Er fühlt sich fremd, vermisst seine Genossen. Aber wo
es was zu essen gibt, da scheint er sich wohlzufühlen. Die Mutter
vergass den Gemüsewagen mit Kartoffeln und Zwiebeln in die Küche zu
fahren. Dem Schafbock scheinen die Zwiebeln zu schmecken. Vielleicht
verleiht die Zwiebel so seinem Fleisch für das morgige Fest einen
besonderen Geschmack.
Am Opferfest nach dem Morgengebet bleiben die Männer für das Festgebet in der Moschee. Das Festgebet wird stimmhaft vorgelesen und besteht aus einer zweiteiligen Aussprache. Wieder zu Hause folgt die rituelle Schlachtung des Tieres. Der Kopf des Schafes wird dabei Richtung Mekka gelegt. Im privaten Kreis übernimmt immer das älteste männliche Mitglied der Familie die Schächtung des Tieres. Mit einem speziellen Messer durchschneidet er quer die Halsunterseite, sodass Luft- und Speiseröhre getrennt werden und das Tier ausblutet. Der Verzehr von Blut ist im Islam und Judentum untersagt. Bei der Enthäutung hilft die ganze Familie. Das Tier wird mit Hilfe einer Fahrradpumpe aufgeblasen, so lässt sich das Fell leichter vom Körper entfernen. Einmal das Fell abgezogen, wird der Magen geleert, Herz, Nieren, Leber, Magen und Kutteln. Die Innereien sind dann auch die ersten als Spiesse kommenden Speisen auf dem Holzkohlenfeuer. Der Kopf des Tieres wird angebrannt, um so die Haare zu entfernen. Der penetrante Geruch bereitet sich im gesamten Viertel aus.
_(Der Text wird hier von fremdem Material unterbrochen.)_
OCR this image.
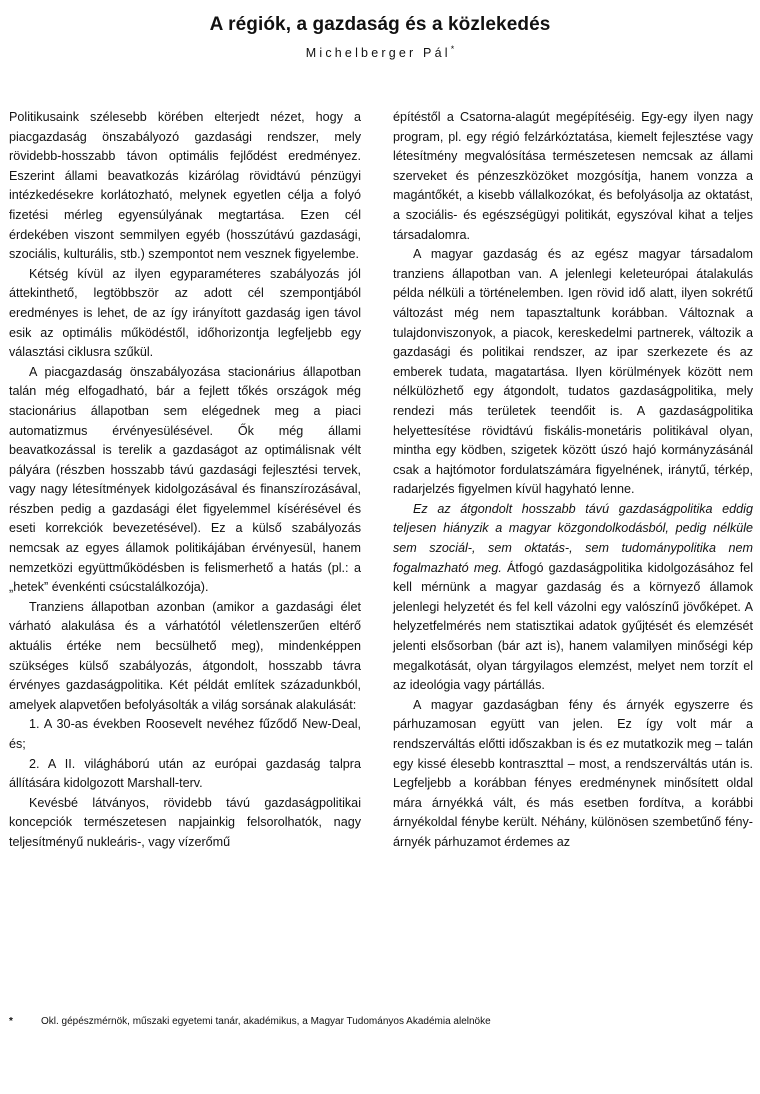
A régiók, a gazdaság és a közlekedés
Michelberger Pál*

Politikusaink szélesebb körében elterjedt nézet, hogy a piacgazdaság önszabályozó gazdasági rendszer, mely rövidebb-hosszabb távon optimális fejlődést eredményez. Eszerint állami beavatkozás kizárólag rövidtávú pénzügyi intézkedésekre korlátozható, melynek egyetlen célja a folyó fizetési mérleg egyensúlyának megtartása. Ezen cél érdekében viszont semmilyen egyéb (hosszútávú gazdasági, szociális, kulturális, stb.) szempontot nem vesznek figyelembe.

Kétség kívül az ilyen egyparaméteres szabályozás jól áttekinthető, legtöbbször az adott cél szempontjából eredményes is lehet, de az így irányított gazdaság igen távol esik az optimális működéstől, időhorizontja legfeljebb egy választási ciklusra szűkül.

A piacgazdaság önszabályozása stacionárius állapotban talán még elfogadható, bár a fejlett tőkés országok még stacionárius állapotban sem elégednek meg a piaci automatizmus érvényesülésével. Ők még állami beavatkozással is terelik a gazdaságot az optimálisnak vélt pályára (részben hosszabb távú gazdasági fejlesztési tervek, vagy nagy létesítmények kidolgozásával és finanszírozásával, részben pedig a gazdasági élet figyelemmel kísérésével és eseti korrekciók bevezetésével). Ez a külső szabályozás nemcsak az egyes államok politikájában érvényesül, hanem nemzetközi együttműködésben is felismerhető a hatás (pl.: a „hetek” évenkénti csúcstalálkozója).

Tranziens állapotban azonban (amikor a gazdasági élet várható alakulása és a várhatótól véletlenszerűen eltérő aktuális értéke nem becsülhető meg), mindenképpen szükséges külső szabályozás, átgondolt, hosszabb távra érvényes gazdaságpolitika. Két példát említek századunkból, amelyek alapvetően befolyásolták a világ sorsának alakulását:

1. A 30-as években Roosevelt nevéhez fűződő New-Deal, és;

2. A II. világháború után az európai gazdaság talpra állítására kidolgozott Marshall-terv.

Kevésbé látványos, rövidebb távú gazdaságpolitikai koncepciók természetesen napjainkig felsorolhatók, nagy teljesítményű nukleáris-, vagy vízerőmű

építéstől a Csatorna-alagút megépítéséig. Egy-egy ilyen nagy program, pl. egy régió felzárkóztatása, kiemelt fejlesztése vagy létesítmény megvalósítása természetesen nemcsak az állami szerveket és pénzeszközöket mozgósítja, hanem vonzza a magántőkét, a kisebb vállalkozókat, és befolyásolja az oktatást, a szociális- és egészségügyi politikát, egyszóval kihat a teljes társadalomra.

A magyar gazdaság és az egész magyar társadalom tranziens állapotban van. A jelenlegi keleteurópai átalakulás példa nélküli a történelemben. Igen rövid idő alatt, ilyen sokrétű változást még nem tapasztaltunk korábban. Változnak a tulajdonviszonyok, a piacok, kereskedelmi partnerek, változik a gazdasági és politikai rendszer, az ipar szerkezete és az emberek tudata, magatartása. Ilyen körülmények között nem nélkülözhető egy átgondolt, tudatos gazdaságpolitika, mely rendezi más területek teendőit is. A gazdaságpolitika helyettesítése rövidtávú fiskális-monetáris politikával olyan, mintha egy ködben, szigetek között úszó hajó kormányzásánál csak a hajtómotor fordulatszámára figyelnének, iránytű, térkép, radarjelzés figyelmen kívül hagyható lenne.

Ez az átgondolt hosszabb távú gazdaságpolitika eddig teljesen hiányzik a magyar közgondolkodásból, pedig nélküle sem szociál-, sem oktatás-, sem tudománypolitika nem fogalmazható meg. Átfogó gazdaságpolitika kidolgozásához fel kell mérnünk a magyar gazdaság és a környező államok jelenlegi helyzetét és fel kell vázolni egy valószínű jövőképet. A helyzetfelmérés nem statisztikai adatok gyűjtését és elemzését jelenti elsősorban (bár azt is), hanem valamilyen minőségi kép megalkotását, olyan tárgyilagos elemzést, melyet nem torzít el az ideológia vagy pártállás.

A magyar gazdaságban fény és árnyék egyszerre és párhuzamosan együtt van jelen. Ez így volt már a rendszerváltás előtti időszakban is és ez mutatkozik meg – talán egy kissé élesebb kontraszttal – most, a rendszerváltás után is. Legfeljebb a korábban fényes eredménynek minősített oldal mára árnyékká vált, és más esetben fordítva, a korábbi árnyékoldal fénybe került. Néhány, különösen szembetűnő fény-árnyék párhuzamot érdemes az

*	Okl. gépészmérnök, műszaki egyetemi tanár, akadémikus, a Magyar Tudományos Akadémia alelnöke
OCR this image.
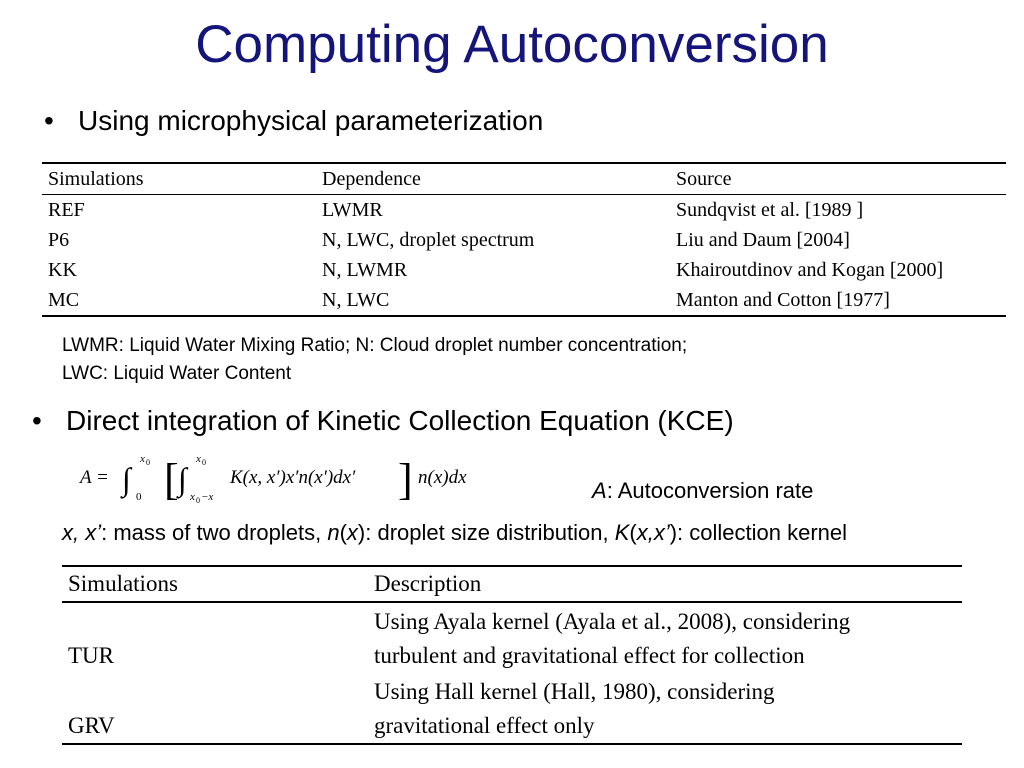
Computing Autoconversion
• Using microphysical parameterization
Simulations	Dependence	Source
REF	LWMR	Sundqvist et al. [1989 ]
P6	N, LWC, droplet spectrum	Liu and Daum [2004]
KK	N, LWMR	Khairoutdinov and Kogan [2000]
MC	N, LWC	Manton and Cotton [1977]
LWMR: Liquid Water Mixing Ratio; N: Cloud droplet number concentration;
LWC: Liquid Water Content
• Direct integration of Kinetic Collection Equation (KCE)
A = ∫
x 0
0 [ ∫
x 0
x 0 −x
K(x, x′)x′n(x′)dx′ ] n(x)dx
A: Autoconversion rate
x, x’: mass of two droplets, n(x): droplet size distribution, K(x,x’): collection kernel
Simulations	Description
TUR	Using Ayala kernel (Ayala et al., 2008), considering
turbulent and gravitational effect for collection

GRV	Using Hall kernel (Hall, 1980), considering
gravitational effect only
Die kleinen Kinder spielen in der Zwischenzeit im Treppenhaus und auf der Strasse Schaf und Schlächter.
Mit
dem Opferfest in Verbindung steht die Pilgerfahrt nach Mekka: Der
Hadsch gehört neben dem öffentlichen Glaubensbekenntnis, dem
täglichen Gebet, dem Fasten im Monat Ramadan und der Unterstützung
von Bedürftigen zu den fünf Säulen des Islam und findet einmal im
Jahr im letzten Monat des islamischen Mondkalenders, dem Dhul-Hidscha
statt. Das Opferfest ist der Höhepunkt des Pilgermonats. Mit
Opfergaben erinnern die Muslime an die Bereitschaft Ibrahims, seinen
Sohn Gott zu opfern.
Ich wünsche all meinen muslimischen Freunden
und Bekannten ein friedliches Opferfest mit der Familie.